For the HMM database, you have two options. For Pfam, you will need to download Pfam-A.hmm.gz and Pfam-A.hmm.dat.gz from Pfam. For Superfamily, register and download hmmlib_1.75.gz from Superfamily. Either way, use HMMER3's hmmpress to prepare database for searching.
Synopsis of scripts
Produce domain predictions with HMMER3 (provides hmmscan) with weak filters. This is the slowest step.
perl -w 0runHmmscan.pl hmmscan Pfam-A.hmm PLAF7.fa PLAF7.p.txt
(Optional) compress output, our scripts will read it either way
Remove overlaps, ranking by p-value, creating an intermediate output file
perl -w 1noOvs.pl PLAF7.p.txt PLAF7.po.txt Pfam-A.hmm.dat
Add domain q-value, local FDR, and FDR|lFDR columns (no thresholds set)
perl -w 2domStratStats.pl PLAF7.fa PLAF7.po.txt PLAF7.pod.txt
... and set a q-value threshold
perl -w 2domStratStats.pl PLAF7.fa PLAF7.po.txt PLAF7.pod.q4e-4.txt 4e-4
... or set a local FDR threshold
perl -w 2domStratStats.pl PLAF7.fa PLAF7.po.txt PLAF7.pod.l2.5e-2.txt 1 2.5e-2
... or set an FDR threshold via equal local FDR thresholds
perl -w 2domStratStats.pl PLAF7.fa PLAF7.po.txt PLAF7.pod.fl4e-4.txt 1 1 4e-4
Tiered q-values (for sequence and domain p-values), with mandatory threshold set
perl -w 3tieredStratQ.pl PLAF7.fa PLAF7.po.txt PLAF7.pot.1e-4.txt 1e-4
... or threshold set to sequence q-values only
perl -w 3tieredStratQ.pl PLAF7.fa PLAF7.po.txt PLAF7.pot.1e-4,1.txt 1e-4 1
Run entire pipeline on multiple organisms, pooling their stats. Pass prefixes ORG instead of ORG.fa or ORG.fa.gz. Outputs follow patterns (see detailed examples)

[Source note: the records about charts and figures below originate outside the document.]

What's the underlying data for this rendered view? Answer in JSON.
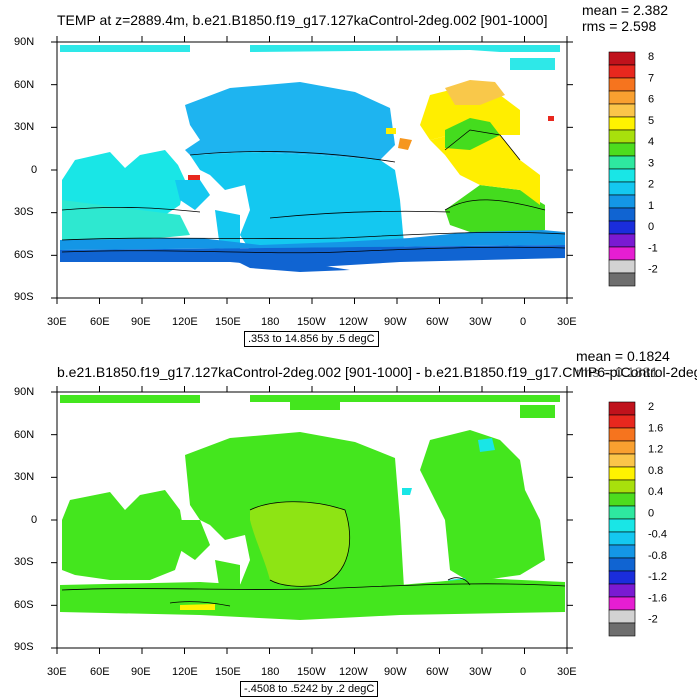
{
  "panels": [
    {
      "title": "TEMP at z=2889.4m, b.e21.B1850.f19_g17.127kaControl-2deg.002 [901-1000]",
      "mean": "mean = 2.382",
      "rms": "rms = 2.598",
      "range_label": ".353 to 14.856 by .5 degC",
      "colorbar": {
        "labels": [
          "8",
          "7",
          "6",
          "5",
          "4",
          "3",
          "2",
          "1",
          "0",
          "-1",
          "-2"
        ],
        "colors": [
          "#c0121c",
          "#e8281e",
          "#f6741e",
          "#f9a030",
          "#fbc54a",
          "#fff200",
          "#a8e00c",
          "#4ddc1e",
          "#2ee8a0",
          "#19e6e6",
          "#14c8f0",
          "#1496e6",
          "#1064d2",
          "#1a2ddc",
          "#7a1ad2",
          "#e61ed2",
          "#d2d2d2",
          "#6e6e6e"
        ]
      },
      "lat_labels": [
        "90N",
        "60N",
        "30N",
        "0",
        "30S",
        "60S",
        "90S"
      ],
      "lon_labels": [
        "30E",
        "60E",
        "90E",
        "120E",
        "150E",
        "180",
        "150W",
        "120W",
        "90W",
        "60W",
        "30W",
        "0",
        "30E"
      ]
    },
    {
      "title": "b.e21.B1850.f19_g17.127kaControl-2deg.002 [901-1000] - b.e21.B1850.f19_g17.CMIP6-piControl-2deg",
      "mean": "mean = 0.1824",
      "rms": "rms = 0.1881",
      "range_label": "-.4508 to .5242 by .2 degC",
      "colorbar": {
        "labels": [
          "2",
          "1.6",
          "1.2",
          "0.8",
          "0.4",
          "0",
          "-0.4",
          "-0.8",
          "-1.2",
          "-1.6",
          "-2"
        ],
        "colors": [
          "#c0121c",
          "#e8281e",
          "#f6741e",
          "#f9a030",
          "#fbc54a",
          "#fff200",
          "#a8e00c",
          "#4ddc1e",
          "#2ee8a0",
          "#19e6e6",
          "#14c8f0",
          "#1496e6",
          "#1064d2",
          "#1a2ddc",
          "#7a1ad2",
          "#e61ed2",
          "#d2d2d2",
          "#6e6e6e"
        ]
      },
      "lat_labels": [
        "90N",
        "60N",
        "30N",
        "0",
        "30S",
        "60S",
        "90S"
      ],
      "lon_labels": [
        "30E",
        "60E",
        "90E",
        "120E",
        "150E",
        "180",
        "150W",
        "120W",
        "90W",
        "60W",
        "30W",
        "0",
        "30E"
      ]
    }
  ],
  "fill_colors": {
    "cyan": "#2ee8e8",
    "aqua": "#19e6c8",
    "sky": "#1eb4f0",
    "blue": "#1496e6",
    "deep_blue": "#1064d2",
    "green": "#44dc1e",
    "lime": "#8ee40a",
    "yellow": "#ffee00",
    "light_orange": "#f9c84a",
    "orange": "#f6961e",
    "red": "#e8281e",
    "diff_green": "#44e61e",
    "diff_lime": "#8ee414",
    "diff_cyan": "#19e6e6"
  }
}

perl -w 4allManyOrgs.pl hmmscan Pfam-A.hmm Pfam-A.hmm.dat Pf Pv Pk Py Pb Pc Bb Ta Tp Tg Nc Et Ch Cp Cm
All scripts give detailed usage instructions when executed without arguments. I have more detailed recommendations, usage examples (code snippets and test sample inputs and outputs) at my personal website, viiia.org, in English and Spanish.
2015-11-17. Alejandro Ochoa, John D Storey, Manuel Llinás, and Mona Singh. Beyond the E-value: stratified statistics for protein domain prediction. PLoS Comput Biol. 11 e1004509. Article, arXiv 2014-09-23.